Fourth-year apprentice Savannah Engelman is one of these returning stars. “Joining the Carpenters’ Union and Apprenticeship Program has been a rewarding and fulfilling experience, as there are so many skills to be learned and mastered.  With numerous opportunities around every corner and at every level of our profession, there are always new goals to work towards and new skills to learn!”, she said about her journey so far.

 

The biggest project out of the Cleveland hub this year has been the mass timber frame mixed-use project across from the historic West-side market in downtown Cleveland.

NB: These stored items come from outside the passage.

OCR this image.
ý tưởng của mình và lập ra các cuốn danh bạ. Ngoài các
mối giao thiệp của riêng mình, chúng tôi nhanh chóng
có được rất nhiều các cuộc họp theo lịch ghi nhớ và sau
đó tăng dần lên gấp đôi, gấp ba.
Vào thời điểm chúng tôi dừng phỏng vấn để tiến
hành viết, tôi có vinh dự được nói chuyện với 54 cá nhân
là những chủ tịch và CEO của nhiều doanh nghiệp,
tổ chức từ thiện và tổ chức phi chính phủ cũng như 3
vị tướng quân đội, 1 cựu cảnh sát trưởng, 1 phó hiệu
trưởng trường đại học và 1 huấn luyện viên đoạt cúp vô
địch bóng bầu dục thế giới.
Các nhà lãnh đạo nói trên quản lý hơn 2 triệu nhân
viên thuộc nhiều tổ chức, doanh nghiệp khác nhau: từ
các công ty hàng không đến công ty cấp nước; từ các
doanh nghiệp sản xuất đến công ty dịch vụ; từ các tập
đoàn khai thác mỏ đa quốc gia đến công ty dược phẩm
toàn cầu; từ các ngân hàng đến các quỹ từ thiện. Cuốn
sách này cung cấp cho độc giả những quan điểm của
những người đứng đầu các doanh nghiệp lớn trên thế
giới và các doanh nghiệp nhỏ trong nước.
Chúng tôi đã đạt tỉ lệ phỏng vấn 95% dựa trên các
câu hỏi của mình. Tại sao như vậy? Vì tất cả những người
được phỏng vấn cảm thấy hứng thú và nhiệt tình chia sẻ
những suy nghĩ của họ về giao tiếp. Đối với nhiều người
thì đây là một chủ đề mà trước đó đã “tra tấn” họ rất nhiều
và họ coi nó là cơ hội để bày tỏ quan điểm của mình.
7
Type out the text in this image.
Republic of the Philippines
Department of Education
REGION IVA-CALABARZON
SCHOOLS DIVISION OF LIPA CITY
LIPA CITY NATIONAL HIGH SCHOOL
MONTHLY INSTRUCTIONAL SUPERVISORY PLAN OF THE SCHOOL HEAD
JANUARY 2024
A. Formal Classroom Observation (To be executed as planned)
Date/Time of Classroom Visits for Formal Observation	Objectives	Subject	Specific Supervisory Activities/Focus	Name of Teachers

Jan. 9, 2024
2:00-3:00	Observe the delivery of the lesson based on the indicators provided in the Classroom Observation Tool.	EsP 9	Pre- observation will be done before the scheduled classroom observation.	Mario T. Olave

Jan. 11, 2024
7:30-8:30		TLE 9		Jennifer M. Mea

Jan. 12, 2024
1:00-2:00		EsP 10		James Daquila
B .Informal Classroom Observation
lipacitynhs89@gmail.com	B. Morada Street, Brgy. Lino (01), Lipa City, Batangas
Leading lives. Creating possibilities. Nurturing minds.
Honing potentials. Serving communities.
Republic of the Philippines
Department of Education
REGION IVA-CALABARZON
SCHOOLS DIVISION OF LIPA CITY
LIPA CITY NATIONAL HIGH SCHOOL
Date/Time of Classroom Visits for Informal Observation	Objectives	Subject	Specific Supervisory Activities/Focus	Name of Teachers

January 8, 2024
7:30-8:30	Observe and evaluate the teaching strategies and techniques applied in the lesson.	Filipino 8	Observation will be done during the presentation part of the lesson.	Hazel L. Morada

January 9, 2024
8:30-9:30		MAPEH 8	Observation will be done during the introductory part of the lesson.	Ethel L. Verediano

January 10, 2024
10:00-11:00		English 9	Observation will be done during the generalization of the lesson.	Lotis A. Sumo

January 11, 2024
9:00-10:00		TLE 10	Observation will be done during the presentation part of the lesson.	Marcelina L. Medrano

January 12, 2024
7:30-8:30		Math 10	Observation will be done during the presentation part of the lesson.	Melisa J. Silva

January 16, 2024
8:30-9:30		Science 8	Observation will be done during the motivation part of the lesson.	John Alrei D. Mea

Relationships Built to Last in Eastern Kentucky

Just like a structure, relationships are built one step at a time. In Ashland Kentucky, relationship building is a fundamental aspect of their day-to-day operations. Thanks to that dedication, they have secured more local work for IKORCC members.

 

Ongoing meetings over three years led to a signed Infectious Control Risk Assessment (ICRA) agreement with King’s Daughters Medical Center. This ICRA agreement made the contractors with ICRA trained UBC members the obvious choice for their $100 million expansion in Ashland.

 

Senior Representative Jerry Yates says using real-world hospital equipment at the local training center pushed the partnership over the edge for success. Based on the current projection of work, it is expected at least 60 members will stay busy on this project.

 

Relationships are tested through tough times, but they usually emerge stronger in the end.  Eastern Kentucky saw several weeks of historic flash flooding in the Spring. When two nearby partner trade schools experienced this detrimental flooding in March, the Ashland Hub knew they wanted to help. They coordinated donations from the council to help repair a flooded carpenter shop and assist students whose homes had experienced flooding. Local 472 also donated a commercial gas stove to a community senior center cooking food for the elderly and families in need.

 

 

Rubber City with their Eye on the Ball

Keeping the Akron-Canton members on top of the area’s biggest projects includes one of their most notable attractions, the Pro Football Hall of Fame.  The Hall of Fame Resort recommitted to using local, union workers in the next phase of their Hall of Fame Village Project in April 2021. President and CEO of the Hall of Fame Resort and the East Central Ohio Building Trades President jointly signed a PLA to confirm the commitment.

 

The $900 million Phase II includes the development of the Hall of Fame Village.  They plan to build a new hotel, an indoor waterpark, medical facilities, business and research buildings, retail stores, and more. Carpenters recently completed the renovation of the football stadium and are currently working on the Center for Excellence, practice fields for high school students, and the beginning stages of the onsite hotel.

 

From football to basketball, Akron has its share of high-profile places and people.  The kid from Akron made a name for himself across the country but continues to make the biggest impact in his hometown. The Lebron James Family Foundation is expanding their I Promise campus to create more opportunities for the success of their students.

 

The Akron/Canton Hub is proud to have worked on the first section of this project in building key aspects of the I Promise Campus. Representatives worked tirelessly to secure the work for our carpenters in this next phase despite many challenges. By supporting one of our signatory minority contractors, the Hub has guaranteed this high-profile work will be completed using local union carpenters.